6. In terzo luogo, mentre crescete nella pienezza di Cristo (cf. Ef 4, 13), vestiti con le “armi della luce” (Rm 13, 12), dovete continuare ad affrontare le sfide rappresentate dalla violenza, dalla discriminazione razziale, dalla disoccupazione, dalla povertà e dall’ingiustizia – tutta la terrificante oscurità del peccato. Non sfuggite alle vostre responsabilità sociali sostituendo i piaceri fugaci al duraturo impegno verso i vostri fratelli e le vostre sorelle. Fate sentire la vostra voce per la verità e la giustizia. Non abbiate paura! Continuate coraggiosamente ad interrogarvi e a ricercare “tutto quello che è vero, nobile, giusto, puro, amabile, onorato” (Fil 4, 8). Rivendicate il vostro diritto di partecipare alle decisioni riguardanti il vostro destino politico, sociale ed economico (cf. Redemptor hominis, 17). Studiate attentamente la ricca tradizione della dottrina sociale della Chiesa. È questa la risorsa fondamentale per costruire una società in cui prosperino la giustizia, la solidarietà e la pace. Stasera il Signore Gesù vi sfida. Egli vi chiede di porgergli le vostre mani e i vostri piedi, i vostri cuori e le vostre menti, in modo che – attraverso voi! – possa liberare l’oppresso (cf. Lc 4, 18). Con Cristo, io vi chiedo di fare in modo che la solidarietà prenda il posto dell’egoismo. La solidarietà è l’opposto della fuga dalla realtà, della pigrizia e dell’amore solo per chi ci ama (cf. Mt 5, 46)! La solidarietà esige che lavoriate con gli altri e per gli altri senza eccezioni. So che i giovani vogliono lavorare insieme nell’amore. Questa è la chiave della liberazione umana! Costruite una catena di solidarietà umana – di cooperazione nella carità – che si estenderà dalle vostre famiglie per comprendere le vostre scuole, i vostri posti di lavoro, le vostre città e la vostra nazione. Se vivrete nella solidarietà, fiorirà la giustizia (cf. Sollicitudo rei socialis, 39-40).

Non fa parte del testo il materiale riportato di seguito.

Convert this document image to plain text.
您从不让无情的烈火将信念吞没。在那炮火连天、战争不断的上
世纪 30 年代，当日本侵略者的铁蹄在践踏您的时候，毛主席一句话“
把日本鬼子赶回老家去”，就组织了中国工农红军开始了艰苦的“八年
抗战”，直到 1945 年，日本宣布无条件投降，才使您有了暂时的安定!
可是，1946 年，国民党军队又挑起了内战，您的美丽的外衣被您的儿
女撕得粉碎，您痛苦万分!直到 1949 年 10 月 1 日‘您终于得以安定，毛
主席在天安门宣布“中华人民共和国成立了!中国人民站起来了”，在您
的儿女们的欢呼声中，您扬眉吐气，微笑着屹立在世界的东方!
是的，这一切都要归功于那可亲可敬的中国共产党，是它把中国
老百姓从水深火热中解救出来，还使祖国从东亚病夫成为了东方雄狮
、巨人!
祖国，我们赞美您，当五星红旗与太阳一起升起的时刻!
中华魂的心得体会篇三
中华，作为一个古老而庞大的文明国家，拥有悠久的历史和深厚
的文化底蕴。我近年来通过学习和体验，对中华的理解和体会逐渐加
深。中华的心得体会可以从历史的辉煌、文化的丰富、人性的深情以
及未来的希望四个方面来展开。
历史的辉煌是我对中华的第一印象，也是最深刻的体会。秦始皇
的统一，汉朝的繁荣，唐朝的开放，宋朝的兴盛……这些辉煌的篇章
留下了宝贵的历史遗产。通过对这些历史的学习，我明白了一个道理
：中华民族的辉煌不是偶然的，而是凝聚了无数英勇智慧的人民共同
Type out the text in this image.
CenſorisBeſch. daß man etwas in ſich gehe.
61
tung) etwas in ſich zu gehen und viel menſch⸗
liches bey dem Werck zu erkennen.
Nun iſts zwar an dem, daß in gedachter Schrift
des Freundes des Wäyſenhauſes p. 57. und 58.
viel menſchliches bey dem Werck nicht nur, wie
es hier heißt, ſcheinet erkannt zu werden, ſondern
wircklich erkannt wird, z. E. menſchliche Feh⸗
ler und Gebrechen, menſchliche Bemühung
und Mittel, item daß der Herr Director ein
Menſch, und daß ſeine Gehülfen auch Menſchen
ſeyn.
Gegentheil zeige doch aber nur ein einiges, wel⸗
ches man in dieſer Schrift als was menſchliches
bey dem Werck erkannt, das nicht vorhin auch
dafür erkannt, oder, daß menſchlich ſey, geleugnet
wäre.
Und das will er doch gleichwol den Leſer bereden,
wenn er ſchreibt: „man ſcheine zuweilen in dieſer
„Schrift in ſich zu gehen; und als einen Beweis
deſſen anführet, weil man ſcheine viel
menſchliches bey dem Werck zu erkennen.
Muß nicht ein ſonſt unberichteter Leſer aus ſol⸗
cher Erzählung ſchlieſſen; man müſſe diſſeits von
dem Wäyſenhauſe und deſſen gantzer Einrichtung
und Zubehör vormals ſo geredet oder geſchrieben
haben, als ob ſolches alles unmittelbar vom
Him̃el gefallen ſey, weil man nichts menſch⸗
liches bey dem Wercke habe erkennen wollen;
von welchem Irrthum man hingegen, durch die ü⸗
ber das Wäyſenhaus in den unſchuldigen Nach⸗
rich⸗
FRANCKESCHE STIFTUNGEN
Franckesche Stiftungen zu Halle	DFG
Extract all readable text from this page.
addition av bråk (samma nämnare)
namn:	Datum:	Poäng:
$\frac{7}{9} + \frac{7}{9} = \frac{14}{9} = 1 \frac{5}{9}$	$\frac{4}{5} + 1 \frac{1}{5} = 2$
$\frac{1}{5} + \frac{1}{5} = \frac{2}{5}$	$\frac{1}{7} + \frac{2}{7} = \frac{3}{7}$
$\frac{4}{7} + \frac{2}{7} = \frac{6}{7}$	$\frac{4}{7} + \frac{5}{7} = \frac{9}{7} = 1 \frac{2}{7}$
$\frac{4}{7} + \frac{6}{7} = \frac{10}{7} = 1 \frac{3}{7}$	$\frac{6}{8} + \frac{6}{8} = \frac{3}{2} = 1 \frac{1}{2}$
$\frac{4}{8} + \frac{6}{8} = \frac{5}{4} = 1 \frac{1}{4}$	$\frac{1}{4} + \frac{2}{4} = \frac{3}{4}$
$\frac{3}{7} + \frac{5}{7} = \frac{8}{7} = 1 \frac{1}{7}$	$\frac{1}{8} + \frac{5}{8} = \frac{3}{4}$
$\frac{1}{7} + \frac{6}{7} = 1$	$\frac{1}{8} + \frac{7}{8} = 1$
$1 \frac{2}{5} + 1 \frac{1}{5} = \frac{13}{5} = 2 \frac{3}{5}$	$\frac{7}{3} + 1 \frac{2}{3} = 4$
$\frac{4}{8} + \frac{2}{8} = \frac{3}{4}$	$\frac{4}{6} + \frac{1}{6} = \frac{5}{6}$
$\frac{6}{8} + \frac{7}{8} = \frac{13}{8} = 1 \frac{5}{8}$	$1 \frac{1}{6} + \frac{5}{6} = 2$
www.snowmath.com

7. Miei cari giovani amici: poiché siete stati battezzati nella Morte e nella Resurrezione di Cristo e siete stati infiammati dal suo Spirito con la Cresima, avete il potere di dissipare le scure ombre del pessimismo e dell’egoismo. In vista del nuovo Millennio, “Dio sta preparando una grande primavera cristiana (Redemptoris missio, 86), e conta su di voi affinché siate i messaggeri di questa speranza in tutta l’Uganda! Cristo sa cosa c’è nei vostri cuori – e vi ama. Il suo sguardo di amore ha illuminato ognuno di voi (cf. Gv 1, 9). Ringrazio i giovani dell’Uganda di essere i figli della luce e del giorno (cf. 1 Ts 5, 5). Nella vostra luce vedo la luce di Cristo! Ora dovete condividere questa stessa luce con i vostri fratelli e le vostre sorelle!

La vostra energia e il vostro entusiasmo per il Vangelo sono la garanzia della fiducia nel futuro della Chiesa in Uganda e in Africa. Mentre vi assumete la responsabilità del secolo a venire possa la parola di Dio essere lampada per i vostri passi e luce sul vostro cammino (cf. Sal 119, 105). Con voi – e tutti i giovani dell’Uganda – prego la Vergine Maria, la Stella Mattutina che porta il Sole della Giustizia (cf. Ml 4, 2), affinché vi ricolmi dell’amore di Cristo. Con le vostre lampade accese affinché tutti le possano vedere, andate ad incontrare il Signore del giorno! Dio vi benedica tutti. Ma Egli guarderà questi giovani con amorevole benevolenza e ascolterà le loro preghiere affinché essi possano sempre tenere i loro cuori e le loro menti aperti a Cristo, nostra vita.